Treading the native land for one week before a two-week shoot, they preconceived many of the realistic scenarios. However, the improvisational fish-out-of-water spats allowed for the viewers to embrace sprightly spontaneity at its best. "We reached out to Sean to play Max because he is pretty much the character,” says Chace. “There is a lot less acting—it is really more reality—and he gave us what we needed.” While we all may know a “Max,” one donned in a uniform of brightly colored, skinny-legged jeans and counter-culture T-shirts, his realistic approach to life away from home is what you would expect from the freshly dumped male.
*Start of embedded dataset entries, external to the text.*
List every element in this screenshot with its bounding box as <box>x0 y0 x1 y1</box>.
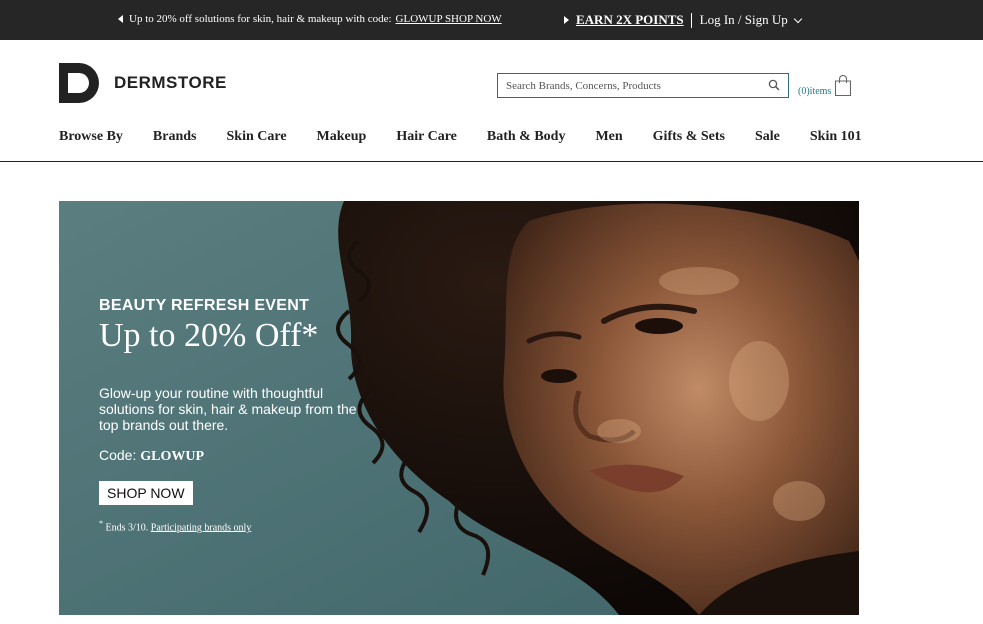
fine-print: * Ends 3/10. Participating brands only <box>99 519 374 533</box>
participating-brands-link[interactable]: Participating brands only <box>151 522 252 533</box>
caret-left-icon[interactable] <box>118 15 123 23</box>
hero-kicker: BEAUTY REFRESH EVENT <box>99 297 310 314</box>
nav-item-browse-by[interactable]: Browse By <box>59 129 123 149</box>
chevron-down-icon[interactable] <box>793 14 802 23</box>
brand-name[interactable]: DERMSTORE <box>114 73 227 93</box>
fine-print-text: Ends 3/10. <box>105 522 149 534</box>
nav-item-gifts-sets[interactable]: Gifts & Sets <box>653 129 725 149</box>
promo-code: Code: GLOWUP <box>99 447 374 465</box>
nav-item-sale[interactable]: Sale <box>755 129 780 149</box>
hero-description: Glow-up your routine with thoughtful sol… <box>99 385 357 433</box>
nav-item-makeup[interactable]: Makeup <box>317 129 367 149</box>
promo-code-label: Code: <box>99 447 137 463</box>
promo-message: Up to 20% off solutions for skin, hair &… <box>118 13 502 25</box>
nav-divider <box>0 161 983 162</box>
main-nav: Browse By Brands Skin Care Makeup Hair C… <box>59 129 862 149</box>
shop-now-button[interactable]: SHOP NOW <box>99 481 193 505</box>
search-icon[interactable] <box>768 79 780 91</box>
caret-right-icon <box>564 16 569 24</box>
promo-shop-link[interactable]: GLOWUP SHOP NOW <box>396 13 502 25</box>
nav-item-hair-care[interactable]: Hair Care <box>396 129 457 149</box>
hero-copy: BEAUTY REFRESH EVENT Up to 20% Off* Glow… <box>99 297 374 533</box>
shopping-bag-icon <box>835 75 852 97</box>
dermstore-logo-icon[interactable] <box>59 63 99 103</box>
nav-item-skin-101[interactable]: Skin 101 <box>810 129 862 149</box>
earn-points-link[interactable]: EARN 2X POINTS <box>576 12 684 28</box>
fine-print-mark: * <box>99 519 103 528</box>
account-links: EARN 2X POINTS Log In / Sign Up <box>564 12 802 28</box>
search-input[interactable] <box>506 78 756 94</box>
cart-count: (0)items <box>798 86 832 97</box>
nav-item-brands[interactable]: Brands <box>153 129 197 149</box>
nav-item-skin-care[interactable]: Skin Care <box>227 129 287 149</box>
login-signup-link[interactable]: Log In / Sign Up <box>700 12 788 28</box>
promo-bar: Up to 20% off solutions for skin, hair &… <box>0 0 983 40</box>
divider <box>690 12 692 28</box>
nav-item-bath-body[interactable]: Bath & Body <box>487 129 566 149</box>
promo-text: Up to 20% off solutions for skin, hair &… <box>129 13 392 25</box>
hero-banner[interactable]: BEAUTY REFRESH EVENT Up to 20% Off* Glow… <box>59 201 859 615</box>
search-box <box>497 73 789 98</box>
cart-button[interactable]: (0)items <box>798 75 852 97</box>
promo-code-value: GLOWUP <box>140 449 205 464</box>
hero-headline: Up to 20% Off* <box>99 317 319 354</box>
nav-item-men[interactable]: Men <box>595 129 622 149</box>
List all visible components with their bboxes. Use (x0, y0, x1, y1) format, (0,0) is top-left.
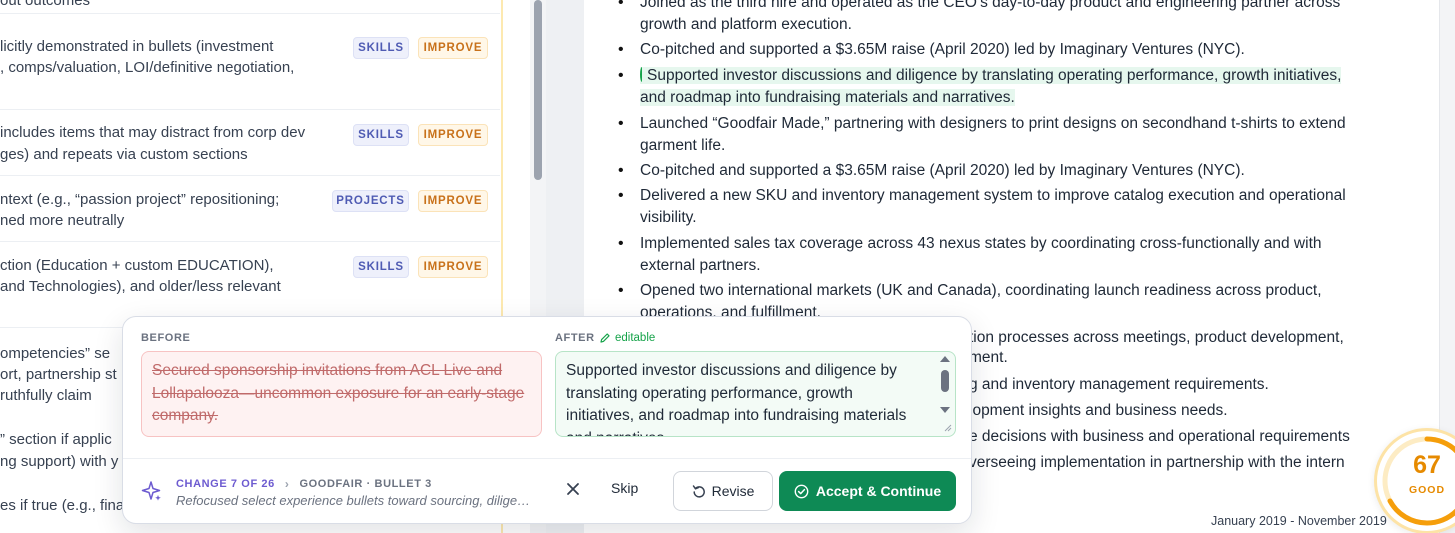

Max wallows in his lonely misery by recording ditties on his MacBook, and when forcing himself to embrace social settings (as seen in Carnival-esque, senior citizen cruise crowds), he rubs elbows with all the oddball types like scene-stealer Kevin Bewersdorf, who aggravates Bones by suggesting, “Surprise, surprise, you don’t fit in everywhere in the world.”
It is when the oblivious young American is left shoeless, moneyless, and shirtless while his ship sails to sea, that Wah Do Dem comes alive. Co-star Jamaican actor Carl Bradshaw (as seen in nearly every Jamaican production since 1972), squeals his Rasta prophet life lessons as Max swirls through delinquent youth soccer games, a full moon celebration with a stellar performance from famed reggae group, The Congos, and even, a politically embellished party celebrating their enthused approval of Barack Obama elected as the U.S. President (which occurred in real-time during the film's taping). "It's funny how now, in 2010, this has changed,” says Chace. “The real optimism for Obama hadn't shut down yet.”
Wah Do Dem, which appropriately is Jamaican patois for “what's wrong with them,” puts cultural isolation on the pedestal, allowing one absent-minded fellow to tackle a hellish odyssey that could as well have been a half-baked hallucination—and leaves us all sliding off our contact highs. Stewed in two-year-old pop grooves and soundtrack appearances by MGMT, Yeasayer, Santigold, and Suckers and splashed against majestic mumblecore at a rocksteady pace, you'll come away oddly eager to skip away to your own solo, soul-searching journey. "You hardly ever get to see the country on-screen like this,” says Fleischner. “It really is as close as you are going to get in Jamaica. It's the most recent display and is honest to date.”
Wah Do Dem is available on DVD as of October 26, 2010 from Factory 25.